(Teleborsa) – La Commissione europea ha aperto un’indagine per valutare se la decisione di di completare l’acquisizione di GRAIL, mentre l’indagine approfondita dell’esecutivo UE sulla transazione proposta è ancora in corso, costituisca una violazione dell’obbligo di sospensione del Regolamento delle Fusioni. L’indagine annunciata oggi è separata dall’indagine della Commissione sul merito del caso, che proseguirà secondo i tempi previsti dal regolamento sulle concentrazioni.
Il 18 agosto Illumina ha annunciato di aver deciso di completare la sua acquisizione di GRAIL senza aspettare il via libera della Commissione.
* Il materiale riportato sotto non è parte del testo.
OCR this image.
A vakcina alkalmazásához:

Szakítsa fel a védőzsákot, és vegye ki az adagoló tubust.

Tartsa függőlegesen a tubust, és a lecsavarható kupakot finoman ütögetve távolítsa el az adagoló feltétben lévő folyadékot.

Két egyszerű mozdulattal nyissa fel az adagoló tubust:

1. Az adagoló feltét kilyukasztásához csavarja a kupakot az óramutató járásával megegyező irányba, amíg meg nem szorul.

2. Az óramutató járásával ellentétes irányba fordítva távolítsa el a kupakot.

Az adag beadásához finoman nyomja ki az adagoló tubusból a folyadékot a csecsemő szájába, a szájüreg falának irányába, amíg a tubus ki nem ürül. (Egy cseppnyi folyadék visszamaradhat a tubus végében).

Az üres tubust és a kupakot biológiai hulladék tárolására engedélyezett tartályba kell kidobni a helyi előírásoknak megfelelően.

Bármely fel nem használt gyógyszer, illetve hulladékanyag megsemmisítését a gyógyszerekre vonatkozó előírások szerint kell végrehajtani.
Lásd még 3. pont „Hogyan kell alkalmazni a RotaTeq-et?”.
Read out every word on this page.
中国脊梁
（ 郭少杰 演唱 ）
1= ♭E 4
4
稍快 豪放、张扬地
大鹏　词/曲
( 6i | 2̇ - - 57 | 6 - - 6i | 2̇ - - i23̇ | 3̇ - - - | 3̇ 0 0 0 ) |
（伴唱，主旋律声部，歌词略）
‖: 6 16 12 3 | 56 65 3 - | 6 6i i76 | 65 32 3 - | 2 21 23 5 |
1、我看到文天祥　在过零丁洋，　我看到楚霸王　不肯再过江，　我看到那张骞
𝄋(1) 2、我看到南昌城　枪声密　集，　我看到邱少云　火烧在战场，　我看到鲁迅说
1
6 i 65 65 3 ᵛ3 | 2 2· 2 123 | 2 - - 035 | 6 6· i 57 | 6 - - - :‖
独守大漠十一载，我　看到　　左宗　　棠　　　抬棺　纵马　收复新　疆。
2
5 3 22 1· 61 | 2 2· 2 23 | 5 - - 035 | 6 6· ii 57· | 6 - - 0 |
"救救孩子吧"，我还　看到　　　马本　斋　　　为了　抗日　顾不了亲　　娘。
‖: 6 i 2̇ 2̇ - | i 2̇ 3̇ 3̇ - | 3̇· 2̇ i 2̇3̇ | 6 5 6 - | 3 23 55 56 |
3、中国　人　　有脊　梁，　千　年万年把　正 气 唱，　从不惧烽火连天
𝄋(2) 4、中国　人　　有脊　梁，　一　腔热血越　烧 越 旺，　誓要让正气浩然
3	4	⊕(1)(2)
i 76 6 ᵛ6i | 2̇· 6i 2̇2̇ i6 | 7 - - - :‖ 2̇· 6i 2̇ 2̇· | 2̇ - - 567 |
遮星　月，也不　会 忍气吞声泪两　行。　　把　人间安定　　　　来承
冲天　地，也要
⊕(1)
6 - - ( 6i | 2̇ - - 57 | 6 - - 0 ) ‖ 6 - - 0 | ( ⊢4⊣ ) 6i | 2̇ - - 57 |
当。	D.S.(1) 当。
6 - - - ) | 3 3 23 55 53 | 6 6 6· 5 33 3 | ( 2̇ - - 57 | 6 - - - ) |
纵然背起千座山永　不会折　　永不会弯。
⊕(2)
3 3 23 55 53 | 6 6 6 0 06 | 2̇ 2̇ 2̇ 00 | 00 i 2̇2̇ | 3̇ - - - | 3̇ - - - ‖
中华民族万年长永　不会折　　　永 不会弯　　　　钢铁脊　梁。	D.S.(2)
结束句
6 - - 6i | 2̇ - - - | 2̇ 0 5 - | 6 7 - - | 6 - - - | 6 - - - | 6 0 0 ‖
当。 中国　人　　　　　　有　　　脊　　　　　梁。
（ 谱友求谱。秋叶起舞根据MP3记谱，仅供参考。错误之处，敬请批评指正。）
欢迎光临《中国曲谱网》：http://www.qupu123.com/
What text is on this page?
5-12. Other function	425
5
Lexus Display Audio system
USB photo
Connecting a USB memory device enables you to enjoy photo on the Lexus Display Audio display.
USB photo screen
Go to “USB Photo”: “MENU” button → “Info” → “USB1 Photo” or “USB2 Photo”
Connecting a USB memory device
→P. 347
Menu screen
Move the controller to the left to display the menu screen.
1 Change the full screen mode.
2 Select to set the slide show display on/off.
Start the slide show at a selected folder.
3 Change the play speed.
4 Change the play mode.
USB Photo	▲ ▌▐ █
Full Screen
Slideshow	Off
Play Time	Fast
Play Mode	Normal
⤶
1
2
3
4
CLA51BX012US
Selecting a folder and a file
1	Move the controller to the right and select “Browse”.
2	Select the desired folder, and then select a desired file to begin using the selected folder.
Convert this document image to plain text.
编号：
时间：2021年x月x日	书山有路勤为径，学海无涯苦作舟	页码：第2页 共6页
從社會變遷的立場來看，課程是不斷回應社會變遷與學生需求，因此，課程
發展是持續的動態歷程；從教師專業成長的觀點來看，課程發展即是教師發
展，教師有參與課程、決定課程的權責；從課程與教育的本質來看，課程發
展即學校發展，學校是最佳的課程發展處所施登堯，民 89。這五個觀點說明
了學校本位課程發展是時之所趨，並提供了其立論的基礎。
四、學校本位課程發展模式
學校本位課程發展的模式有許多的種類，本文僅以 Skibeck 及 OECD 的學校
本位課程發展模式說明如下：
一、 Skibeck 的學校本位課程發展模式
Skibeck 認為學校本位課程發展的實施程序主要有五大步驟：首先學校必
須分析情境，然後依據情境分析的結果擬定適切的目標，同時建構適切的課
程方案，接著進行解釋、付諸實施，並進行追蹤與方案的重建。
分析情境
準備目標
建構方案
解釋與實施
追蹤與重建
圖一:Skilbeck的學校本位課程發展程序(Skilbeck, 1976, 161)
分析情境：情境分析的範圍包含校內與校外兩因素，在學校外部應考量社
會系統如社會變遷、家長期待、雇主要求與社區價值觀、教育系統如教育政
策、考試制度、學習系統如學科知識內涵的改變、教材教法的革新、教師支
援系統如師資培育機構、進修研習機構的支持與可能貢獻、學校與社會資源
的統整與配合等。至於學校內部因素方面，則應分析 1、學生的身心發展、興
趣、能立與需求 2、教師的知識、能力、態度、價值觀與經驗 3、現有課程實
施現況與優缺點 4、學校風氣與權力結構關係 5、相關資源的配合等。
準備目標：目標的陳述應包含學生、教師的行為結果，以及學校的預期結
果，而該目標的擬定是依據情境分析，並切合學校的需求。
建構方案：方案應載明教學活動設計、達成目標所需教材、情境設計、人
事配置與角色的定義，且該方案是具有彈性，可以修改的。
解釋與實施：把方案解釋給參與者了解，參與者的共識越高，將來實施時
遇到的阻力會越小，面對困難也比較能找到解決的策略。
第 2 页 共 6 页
Negli scorsi mesi aveva criticato la decisione comunitaria in quanto GRAIL non avrebbe attività nell’UE e quindi l’indagine di Bruxelles non avrebbe motivo di esistere. La Commissione teme che l’acquisizione possa ridurre la concorrenza e l’innovazione nel mercato emergente per lo sviluppo e la commercializzazione di test per l’individuazione del cancro basati su tecnologie di sequenziamento.
llumina sviluppa, produce e commercializza sistemi integrati per l’analisi della variazione genetica e della funzione biologica. Grail è stata fondata come società indipendente nel 2016, con una quota di maggioranza detenuta da Illumina, salvo poi riacquistare le proprie azioni attraverso diversi round che hanno fatto gradualmente scendere la quota di Illumina. L’anno scorso quest’ultima ha proposto una fusione da 8 miliardi di dollari.
“Siamo profondamente dispiaciuti per la decisione di Illumina di completare l’acquisizione di GRAIL, mentre la nostra indagine sulla transazione è ancora in corso – ha commentato Margrethe Vestager, vicepresidente della Commissione UE con delega alla concorrenza – Le aziende devono rispettare le nostre regole e procedure di concorrenza”.
“Questo obbligo, che chiamiamo obbligo di sospensione, è al centro del nostro sistema di controllo delle fusioni e prendiamo molto sul serio le sue possibili violazioni”, ha aggiunto. La Commissione può imporre sanzioni pecuniarie alle società che, intenzionalmente o per negligenza, violano l’obbligo di sospensione che possono arrivare fino al 10% del fatturato aggregato delle società.